High good, low bad: Mead in February 2012

Posted on | February 29, 2012 | No Comments

Click on the graphic to play water manager of the University of Nevada's hypothetical "Lake Heed."

According to the federal Bureau of Reclamation, Lake Mead’s much-watched waters were lapping at roughly 1,133.09 feet on this Leap Year evening, when a post normally reserved for March 1st had to be done early in order to be on the road. As levels go, it’s better than last year’s of 1,095.76 and worse than most since February records began in the 1930s. At an admittedly hasty glance, over the intervening three quarters of a century, elevations were only lower from 1935-38, 1955-57, 1964-66, 1968 and 2007-11.  The first set of low readings has little to do with scarcity. The lake was filling after the construction of Hoover Dam. The mid-century dips looks like they at least in part reflect construction of the Glen Canyon Dam upstream. The third announces a prevailing drought on the Colorado River combined with ever-increasing demand on a river that Reclamation describes as “over-allocated” between water users in seven US states, tribes and Mexico. Ah, and nature. The total “system contents” are calculated at 67%.

Leaving aside lower-than-ideal snowpack building around the river’s headwaters this year — there’s always room for hand-wringing about that later — this seems the moment to repost a University of Nevada teaching game spotted by the eagle-eyed Michael Campana at WaterWired several weeks ago. In it, players/students are quizzed on their knowledge about the river system and invited to play water manager. The origin of the game being Nevada, the test is rigged.  A key segment of the quiz for stretching the supplies of the hypothetical Lake Mead does not allow for curbing population growth in the dry West as a water management tool.

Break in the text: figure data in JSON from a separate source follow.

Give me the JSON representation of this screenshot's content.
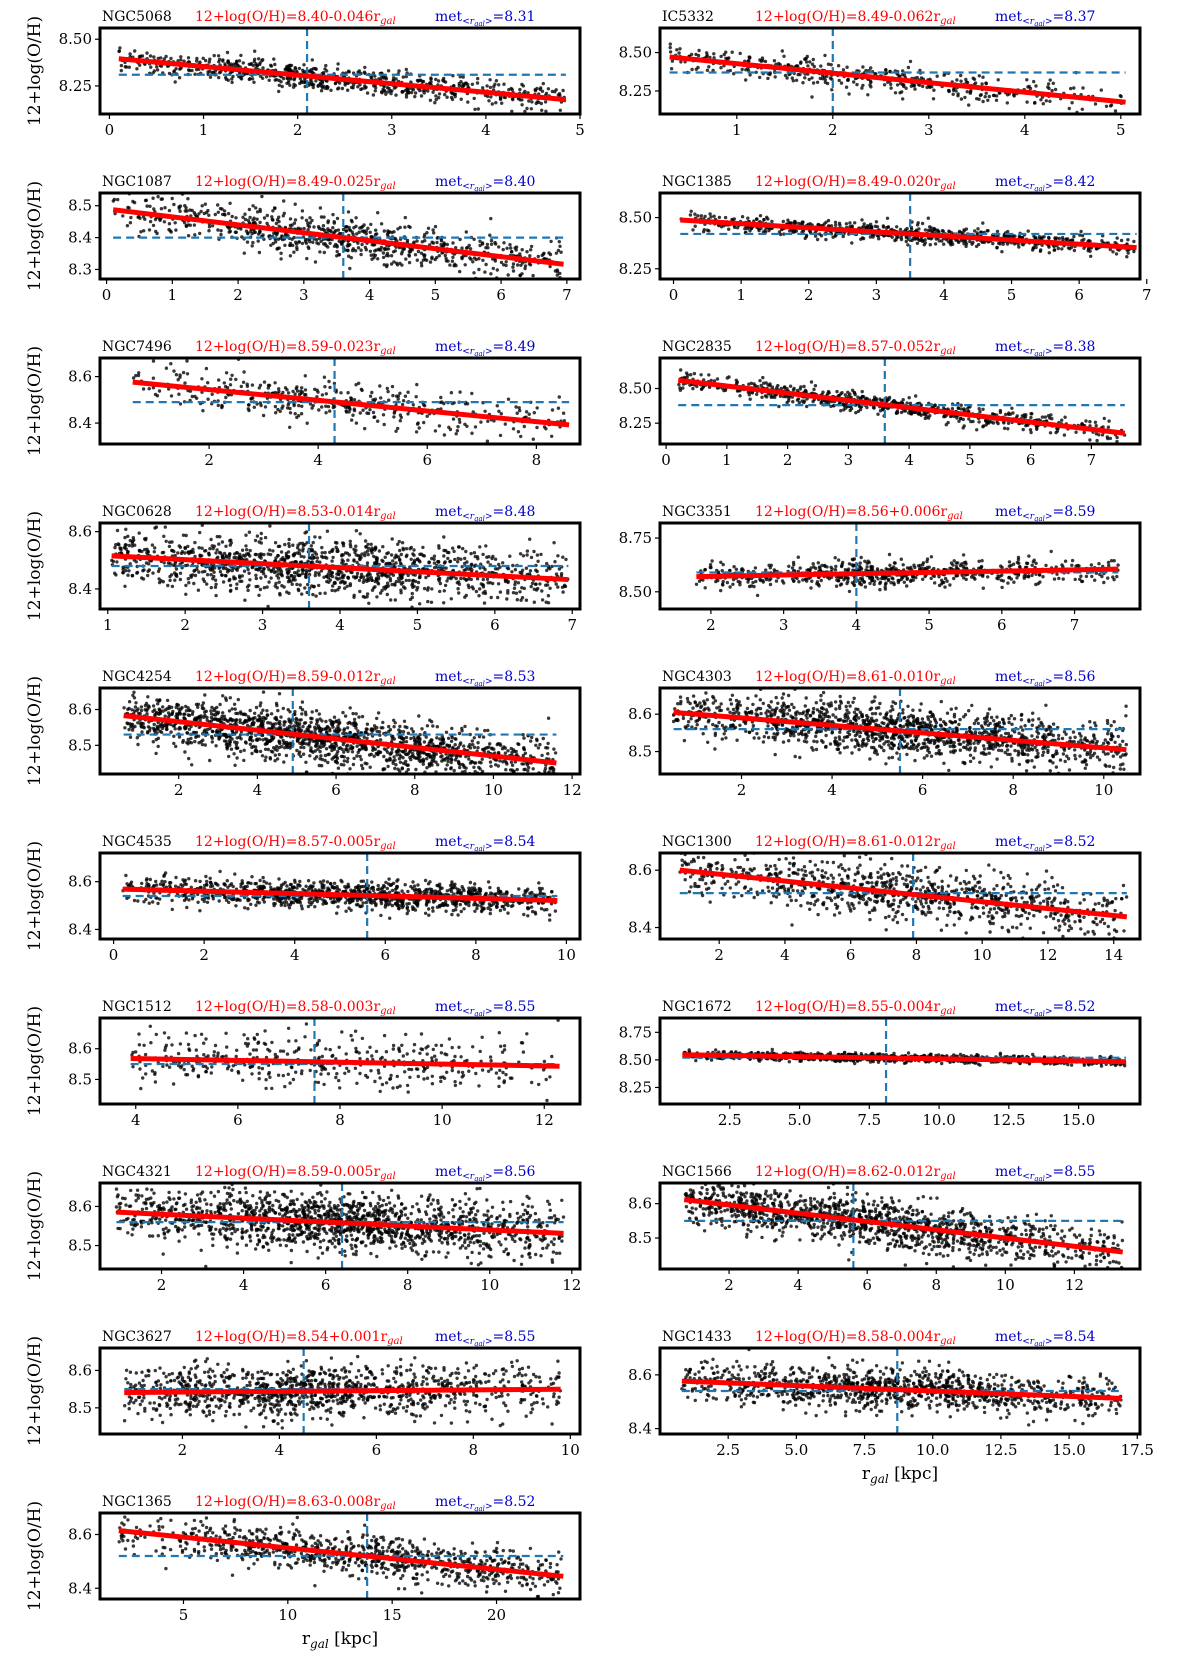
{
  "figure": {
    "ylabel": "12+log(O/H)",
    "xlabel_prefix": "r",
    "xlabel_sub": "gal",
    "xlabel_suffix": " [kpc]",
    "colors": {
      "points": "#000000",
      "fit": "#ff0000",
      "median": "#1f77b4",
      "fit_label": "#ff0000",
      "met_label": "#0000cc",
      "frame": "#000000"
    }
  },
  "chart_data": [
    {
      "type": "scatter",
      "name": "NGC5068",
      "fit_text": "12+log(O/H)=8.40-0.046r",
      "met_value": "=8.31",
      "intercept": 8.4,
      "slope": -0.046,
      "met": 8.31,
      "r_med": 2.1,
      "xlim": [
        -0.1,
        5.0
      ],
      "ylim": [
        8.1,
        8.56
      ],
      "xticks": [
        0,
        1,
        2,
        3,
        4,
        5
      ],
      "yticks": [
        8.25,
        8.5
      ],
      "ytick_labels": [
        "8.25",
        "8.50"
      ],
      "x_range": [
        0.1,
        4.85
      ],
      "n_points": 750,
      "scatter": 0.035,
      "show_xlabel": false,
      "show_ylabel": true
    },
    {
      "type": "scatter",
      "name": "IC5332",
      "fit_text": "12+log(O/H)=8.49-0.062r",
      "met_value": "=8.37",
      "intercept": 8.49,
      "slope": -0.062,
      "met": 8.37,
      "r_med": 2.0,
      "xlim": [
        0.2,
        5.2
      ],
      "ylim": [
        8.1,
        8.66
      ],
      "xticks": [
        1,
        2,
        3,
        4,
        5
      ],
      "yticks": [
        8.25,
        8.5
      ],
      "ytick_labels": [
        "8.25",
        "8.50"
      ],
      "x_range": [
        0.3,
        5.05
      ],
      "n_points": 450,
      "scatter": 0.045,
      "show_xlabel": false,
      "show_ylabel": false
    },
    {
      "type": "scatter",
      "name": "NGC1087",
      "fit_text": "12+log(O/H)=8.49-0.025r",
      "met_value": "=8.40",
      "intercept": 8.49,
      "slope": -0.025,
      "met": 8.4,
      "r_med": 3.6,
      "xlim": [
        -0.1,
        7.2
      ],
      "ylim": [
        8.27,
        8.54
      ],
      "xticks": [
        0,
        1,
        2,
        3,
        4,
        5,
        6,
        7
      ],
      "yticks": [
        8.3,
        8.4,
        8.5
      ],
      "ytick_labels": [
        "8.3",
        "8.4",
        "8.5"
      ],
      "x_range": [
        0.1,
        6.95
      ],
      "n_points": 800,
      "scatter": 0.035,
      "show_xlabel": false,
      "show_ylabel": true
    },
    {
      "type": "scatter",
      "name": "NGC1385",
      "fit_text": "12+log(O/H)=8.49-0.020r",
      "met_value": "=8.42",
      "intercept": 8.49,
      "slope": -0.02,
      "met": 8.42,
      "r_med": 3.5,
      "xlim": [
        -0.2,
        6.9
      ],
      "ylim": [
        8.2,
        8.62
      ],
      "xticks": [
        0,
        1,
        2,
        3,
        4,
        5,
        6,
        7
      ],
      "yticks": [
        8.25,
        8.5
      ],
      "ytick_labels": [
        "8.25",
        "8.50"
      ],
      "x_range": [
        0.1,
        6.85
      ],
      "n_points": 800,
      "scatter": 0.022,
      "show_xlabel": false,
      "show_ylabel": false
    },
    {
      "type": "scatter",
      "name": "NGC7496",
      "fit_text": "12+log(O/H)=8.59-0.023r",
      "met_value": "=8.49",
      "intercept": 8.59,
      "slope": -0.023,
      "met": 8.49,
      "r_med": 4.3,
      "xlim": [
        0.0,
        8.8
      ],
      "ylim": [
        8.31,
        8.68
      ],
      "xticks": [
        2,
        4,
        6,
        8
      ],
      "yticks": [
        8.4,
        8.6
      ],
      "ytick_labels": [
        "8.4",
        "8.6"
      ],
      "x_range": [
        0.6,
        8.6
      ],
      "n_points": 420,
      "scatter": 0.045,
      "show_xlabel": false,
      "show_ylabel": true
    },
    {
      "type": "scatter",
      "name": "NGC2835",
      "fit_text": "12+log(O/H)=8.57-0.052r",
      "met_value": "=8.38",
      "intercept": 8.57,
      "slope": -0.052,
      "met": 8.38,
      "r_med": 3.6,
      "xlim": [
        -0.1,
        7.8
      ],
      "ylim": [
        8.1,
        8.72
      ],
      "xticks": [
        0,
        1,
        2,
        3,
        4,
        5,
        6,
        7
      ],
      "yticks": [
        8.25,
        8.5
      ],
      "ytick_labels": [
        "8.25",
        "8.50"
      ],
      "x_range": [
        0.2,
        7.55
      ],
      "n_points": 700,
      "scatter": 0.035,
      "show_xlabel": false,
      "show_ylabel": false
    },
    {
      "type": "scatter",
      "name": "NGC0628",
      "fit_text": "12+log(O/H)=8.53-0.014r",
      "met_value": "=8.48",
      "intercept": 8.53,
      "slope": -0.014,
      "met": 8.48,
      "r_med": 3.6,
      "xlim": [
        0.9,
        7.1
      ],
      "ylim": [
        8.33,
        8.63
      ],
      "xticks": [
        1,
        2,
        3,
        4,
        5,
        6,
        7
      ],
      "yticks": [
        8.4,
        8.6
      ],
      "ytick_labels": [
        "8.4",
        "8.6"
      ],
      "x_range": [
        1.05,
        6.95
      ],
      "n_points": 1300,
      "scatter": 0.05,
      "show_xlabel": false,
      "show_ylabel": true
    },
    {
      "type": "scatter",
      "name": "NGC3351",
      "fit_text": "12+log(O/H)=8.56+0.006r",
      "met_value": "=8.59",
      "intercept": 8.56,
      "slope": 0.006,
      "met": 8.59,
      "r_med": 4.0,
      "xlim": [
        1.3,
        7.9
      ],
      "ylim": [
        8.42,
        8.82
      ],
      "xticks": [
        2,
        3,
        4,
        5,
        6,
        7
      ],
      "yticks": [
        8.5,
        8.75
      ],
      "ytick_labels": [
        "8.50",
        "8.75"
      ],
      "x_range": [
        1.8,
        7.6
      ],
      "n_points": 650,
      "scatter": 0.03,
      "show_xlabel": false,
      "show_ylabel": false
    },
    {
      "type": "scatter",
      "name": "NGC4254",
      "fit_text": "12+log(O/H)=8.59-0.012r",
      "met_value": "=8.53",
      "intercept": 8.59,
      "slope": -0.012,
      "met": 8.53,
      "r_med": 4.9,
      "xlim": [
        0.0,
        12.2
      ],
      "ylim": [
        8.42,
        8.66
      ],
      "xticks": [
        2,
        4,
        6,
        8,
        10,
        12
      ],
      "yticks": [
        8.5,
        8.6
      ],
      "ytick_labels": [
        "8.5",
        "8.6"
      ],
      "x_range": [
        0.6,
        11.6
      ],
      "n_points": 1600,
      "scatter": 0.035,
      "show_xlabel": false,
      "show_ylabel": true
    },
    {
      "type": "scatter",
      "name": "NGC4303",
      "fit_text": "12+log(O/H)=8.61-0.010r",
      "met_value": "=8.56",
      "intercept": 8.61,
      "slope": -0.01,
      "met": 8.56,
      "r_med": 5.5,
      "xlim": [
        0.2,
        10.8
      ],
      "ylim": [
        8.44,
        8.67
      ],
      "xticks": [
        2,
        4,
        6,
        8,
        10
      ],
      "yticks": [
        8.5,
        8.6
      ],
      "ytick_labels": [
        "8.5",
        "8.6"
      ],
      "x_range": [
        0.5,
        10.5
      ],
      "n_points": 1400,
      "scatter": 0.035,
      "show_xlabel": false,
      "show_ylabel": false
    },
    {
      "type": "scatter",
      "name": "NGC4535",
      "fit_text": "12+log(O/H)=8.57-0.005r",
      "met_value": "=8.54",
      "intercept": 8.57,
      "slope": -0.005,
      "met": 8.54,
      "r_med": 5.6,
      "xlim": [
        -0.3,
        10.3
      ],
      "ylim": [
        8.36,
        8.72
      ],
      "xticks": [
        0,
        2,
        4,
        6,
        8,
        10
      ],
      "yticks": [
        8.4,
        8.6
      ],
      "ytick_labels": [
        "8.4",
        "8.6"
      ],
      "x_range": [
        0.2,
        9.8
      ],
      "n_points": 1100,
      "scatter": 0.03,
      "show_xlabel": false,
      "show_ylabel": true
    },
    {
      "type": "scatter",
      "name": "NGC1300",
      "fit_text": "12+log(O/H)=8.61-0.012r",
      "met_value": "=8.52",
      "intercept": 8.61,
      "slope": -0.012,
      "met": 8.52,
      "r_med": 7.9,
      "xlim": [
        0.2,
        14.8
      ],
      "ylim": [
        8.36,
        8.66
      ],
      "xticks": [
        2,
        4,
        6,
        8,
        10,
        12,
        14
      ],
      "yticks": [
        8.4,
        8.6
      ],
      "ytick_labels": [
        "8.4",
        "8.6"
      ],
      "x_range": [
        0.8,
        14.4
      ],
      "n_points": 900,
      "scatter": 0.045,
      "show_xlabel": false,
      "show_ylabel": false
    },
    {
      "type": "scatter",
      "name": "NGC1512",
      "fit_text": "12+log(O/H)=8.58-0.003r",
      "met_value": "=8.55",
      "intercept": 8.58,
      "slope": -0.003,
      "met": 8.55,
      "r_med": 7.5,
      "xlim": [
        3.3,
        12.7
      ],
      "ylim": [
        8.42,
        8.7
      ],
      "xticks": [
        4,
        6,
        8,
        10,
        12
      ],
      "yticks": [
        8.5,
        8.6
      ],
      "ytick_labels": [
        "8.5",
        "8.6"
      ],
      "x_range": [
        3.9,
        12.3
      ],
      "n_points": 420,
      "scatter": 0.045,
      "show_xlabel": false,
      "show_ylabel": true
    },
    {
      "type": "scatter",
      "name": "NGC1672",
      "fit_text": "12+log(O/H)=8.55-0.004r",
      "met_value": "=8.52",
      "intercept": 8.55,
      "slope": -0.004,
      "met": 8.52,
      "r_med": 8.1,
      "xlim": [
        0.0,
        17.2
      ],
      "ylim": [
        8.1,
        8.88
      ],
      "xticks": [
        2.5,
        5.0,
        7.5,
        10.0,
        12.5,
        15.0
      ],
      "yticks": [
        8.25,
        8.5,
        8.75
      ],
      "ytick_labels": [
        "8.25",
        "8.50",
        "8.75"
      ],
      "x_range": [
        0.8,
        16.7
      ],
      "n_points": 1000,
      "scatter": 0.018,
      "show_xlabel": false,
      "show_ylabel": false
    },
    {
      "type": "scatter",
      "name": "NGC4321",
      "fit_text": "12+log(O/H)=8.59-0.005r",
      "met_value": "=8.56",
      "intercept": 8.59,
      "slope": -0.005,
      "met": 8.56,
      "r_med": 6.4,
      "xlim": [
        0.5,
        12.2
      ],
      "ylim": [
        8.44,
        8.66
      ],
      "xticks": [
        2,
        4,
        6,
        8,
        10,
        12
      ],
      "yticks": [
        8.5,
        8.6
      ],
      "ytick_labels": [
        "8.5",
        "8.6"
      ],
      "x_range": [
        0.9,
        11.8
      ],
      "n_points": 1500,
      "scatter": 0.035,
      "show_xlabel": false,
      "show_ylabel": true
    },
    {
      "type": "scatter",
      "name": "NGC1566",
      "fit_text": "12+log(O/H)=8.62-0.012r",
      "met_value": "=8.55",
      "intercept": 8.62,
      "slope": -0.012,
      "met": 8.55,
      "r_med": 5.6,
      "xlim": [
        0.0,
        13.9
      ],
      "ylim": [
        8.41,
        8.66
      ],
      "xticks": [
        2,
        4,
        6,
        8,
        10,
        12
      ],
      "yticks": [
        8.5,
        8.6
      ],
      "ytick_labels": [
        "8.5",
        "8.6"
      ],
      "x_range": [
        0.7,
        13.4
      ],
      "n_points": 1300,
      "scatter": 0.035,
      "show_xlabel": false,
      "show_ylabel": false
    },
    {
      "type": "scatter",
      "name": "NGC3627",
      "fit_text": "12+log(O/H)=8.54+0.001r",
      "met_value": "=8.55",
      "intercept": 8.54,
      "slope": 0.001,
      "met": 8.55,
      "r_med": 4.5,
      "xlim": [
        0.3,
        10.2
      ],
      "ylim": [
        8.43,
        8.66
      ],
      "xticks": [
        2,
        4,
        6,
        8,
        10
      ],
      "yticks": [
        8.5,
        8.6
      ],
      "ytick_labels": [
        "8.5",
        "8.6"
      ],
      "x_range": [
        0.8,
        9.8
      ],
      "n_points": 1100,
      "scatter": 0.035,
      "show_xlabel": false,
      "show_ylabel": true
    },
    {
      "type": "scatter",
      "name": "NGC1433",
      "fit_text": "12+log(O/H)=8.58-0.004r",
      "met_value": "=8.54",
      "intercept": 8.58,
      "slope": -0.004,
      "met": 8.54,
      "r_med": 8.7,
      "xlim": [
        0.0,
        17.6
      ],
      "ylim": [
        8.38,
        8.7
      ],
      "xticks": [
        2.5,
        5.0,
        7.5,
        10.0,
        12.5,
        15.0,
        17.5
      ],
      "yticks": [
        8.4,
        8.6
      ],
      "ytick_labels": [
        "8.4",
        "8.6"
      ],
      "x_range": [
        0.8,
        16.9
      ],
      "n_points": 1100,
      "scatter": 0.04,
      "show_xlabel": true,
      "show_ylabel": false
    },
    {
      "type": "scatter",
      "name": "NGC1365",
      "fit_text": "12+log(O/H)=8.63-0.008r",
      "met_value": "=8.52",
      "intercept": 8.63,
      "slope": -0.008,
      "met": 8.52,
      "r_med": 13.8,
      "xlim": [
        1.0,
        24.0
      ],
      "ylim": [
        8.36,
        8.68
      ],
      "xticks": [
        5,
        10,
        15,
        20
      ],
      "yticks": [
        8.4,
        8.6
      ],
      "ytick_labels": [
        "8.4",
        "8.6"
      ],
      "x_range": [
        1.9,
        23.2
      ],
      "n_points": 850,
      "scatter": 0.04,
      "show_xlabel": true,
      "show_ylabel": true
    }
  ]
}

And so the not-so-subtly gamed take-home point seems to insist that more water will be needed, presumably from the Great Basin Aquifer and delivered through a proposed and controversial Las Vegas pipeline. Critics of the pipeline see Vegas’s problem as not a question of inadequate water but non-existent town planning. A real world decision by the Nevada State Engineer charged with granting or denying groundwater for Las Vegas from four rural valleys is expected in March.